Heute der erste Tag, an dem ich lieber zurück, als nach vorne schaue. Die Schlechtwetterprognose in der Smartphone-App baumelt wie ein Damoklesschwert. Dabei sieht es, wenn ich hier aus dem Fenster der Herberge ‚La Caroline‘ in Filain schaue, eigentlich nur grau aus. Kein Regen. Das Thermometer, das ich nachts rausgelegt habe auf die Fensterbank, zeigt vier Grad. Drinnen hat es zwölf. Ich sitze im Schneidersitz auf einem der vier Betten, auf dem, in dem ich auch geschlafen habe, und tippe direkt auf dem Smartphoneschirm. Die externe Tastatur ist nun endgültig kaputt. Fast komme ich mir vor wie auf dem Camino 2010, als ich ‚Schon wieder ein Jakobsweg‘ auf dem glatten Minibildschirm tippte. Mein allererstes Livereiseprojekt.

Gestern war ein kalter Tag. Durch Weideland und Wälder ackerte ich auf und ab bis nach Vesoul, die letzten 33 Kilometer auf der D10, die zwar nicht allzu stark befahren war, aber dennoch nervte. Ich hatte mich so sehr an Kanalradwege und kaum benutzte Ministräßchen gewöhnt.

Immer nur kurze Stopps, um etwas zu essen und zu trinken. Kalter Südwestwind. Seichte Sonne. So stelle ich mir die Luft in Peking vor bei Smogalarm. Nur in braun und dreckig und unatembar.

Dann Vesoul. Große Stadt. Wohnblocks. Sinti-Wohnwagensiedlung am Ortseingang. Supermärkte, Elektronikläden, Kanalarbeiter, Baustellen, Polizisten, ein Stau, ein Park, etwas das aussieht wie ein Kurhaus. Backtempel. Ich hatte nicht den Nerv, mich länger in der Stadt aufzuhalten. Die Wohnblocks bedrückten mich. Menschen, die dicht auf dicht mit Menschen leben. Müssen. Nach einer Touristinfo suchte ich erst gar nicht, sondern radelte direkt, dem GPS folgend zu dem Radweg, der eingezeichnet ist und der aus der Stadt hinausführt nach Osten. Acht Grad zeigt ein Thermometer. Mein Gefühl sagte vier.

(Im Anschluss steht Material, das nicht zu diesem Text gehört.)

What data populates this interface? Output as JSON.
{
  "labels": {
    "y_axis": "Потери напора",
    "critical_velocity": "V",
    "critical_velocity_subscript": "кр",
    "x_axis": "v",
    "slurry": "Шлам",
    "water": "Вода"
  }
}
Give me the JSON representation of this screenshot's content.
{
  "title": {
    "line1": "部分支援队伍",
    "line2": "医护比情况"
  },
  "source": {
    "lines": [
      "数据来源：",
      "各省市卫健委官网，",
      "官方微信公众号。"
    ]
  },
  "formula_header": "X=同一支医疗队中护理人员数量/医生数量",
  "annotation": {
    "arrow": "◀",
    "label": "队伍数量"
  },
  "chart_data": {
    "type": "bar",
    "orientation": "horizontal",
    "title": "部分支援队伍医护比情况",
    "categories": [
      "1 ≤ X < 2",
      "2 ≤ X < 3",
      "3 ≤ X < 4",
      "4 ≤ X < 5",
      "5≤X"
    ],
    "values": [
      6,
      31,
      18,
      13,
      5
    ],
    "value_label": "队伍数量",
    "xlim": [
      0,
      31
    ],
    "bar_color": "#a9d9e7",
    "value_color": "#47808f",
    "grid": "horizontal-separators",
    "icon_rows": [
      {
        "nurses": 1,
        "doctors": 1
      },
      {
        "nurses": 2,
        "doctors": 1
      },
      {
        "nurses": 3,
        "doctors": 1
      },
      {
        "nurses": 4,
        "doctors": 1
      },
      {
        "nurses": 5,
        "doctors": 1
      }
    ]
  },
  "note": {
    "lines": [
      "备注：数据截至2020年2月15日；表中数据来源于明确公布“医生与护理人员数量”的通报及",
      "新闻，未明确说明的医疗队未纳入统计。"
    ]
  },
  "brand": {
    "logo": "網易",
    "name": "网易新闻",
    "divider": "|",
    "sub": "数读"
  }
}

Am Radweg fragte ich einen Jungen, wie weit der Weg wohin führt. Zwanzig Kilometer Deine Richtung und dass man nur hier in Vesoul etwas zu essen kaufen könne. Da draußen an der Piste Verte gibt es nichts, ah Moment, doch, da könnte eine Épicerie sein in einem der Dörfer.

Da ich genug Essen hatte, radelte ich ohne einzukaufen auf der ehemaligen Bahntrasse. Stets leicht berghoch. Bis zu jener Épicerie, ein Lebensmittelladen in Dampierre sur Linotte. Am Radweg hat man sogar einen Lageplan mit Hinweisen auf Metzgerei, Bäckerei und Den Laden aufgehängt. Das ist alles andere als üblich. An französischen Radwegen findet man kaum Informationen über die Umgebung. Sogar Bains-les-Bains habe ich auf der Radroute Nr. 50 umfahren, ohne auch nur einen winzigen Hinweis auf die Stadt vorzufinden.

Es scheint, als koche hier in der Gegend jede Gemeinde ihr eigenes Radlersüppchen. Hinweisschilder gibt es oft. Aber nur aufs nächste Dorf. Wenn man Glück hat, findet man eines der seltenen Hinweisschilder auf den Eurovelo 6, der am Doubs entlang führt. ‚Vers Eurovelo 6 Belfort 75 km‘ konnte ich irgendwo vor Vesoul lesen. ‚Vers Eurovelo 6 43 km‘ stand kürzlich an meinem Bahntrassenweg. Das mündet dann in Ougney auf den Doubsradweg.

Radlerlatein.

Gerade hab ich gefrühstückt. Madame Magaud macht wunderbare Marmeladenexperimente. Zucchinimarmelade mit Limette zum Beispiel. Tomate-Aprikose usw.

Draußen platscht nun doch Regen. Ringe in Pfützen, mal stärker, mal schwächer.

Ich will nicht da raus, aber hierbleiben ist auch keine Option. Nun denn teste ich die frisch imprägnierten Regenkleider.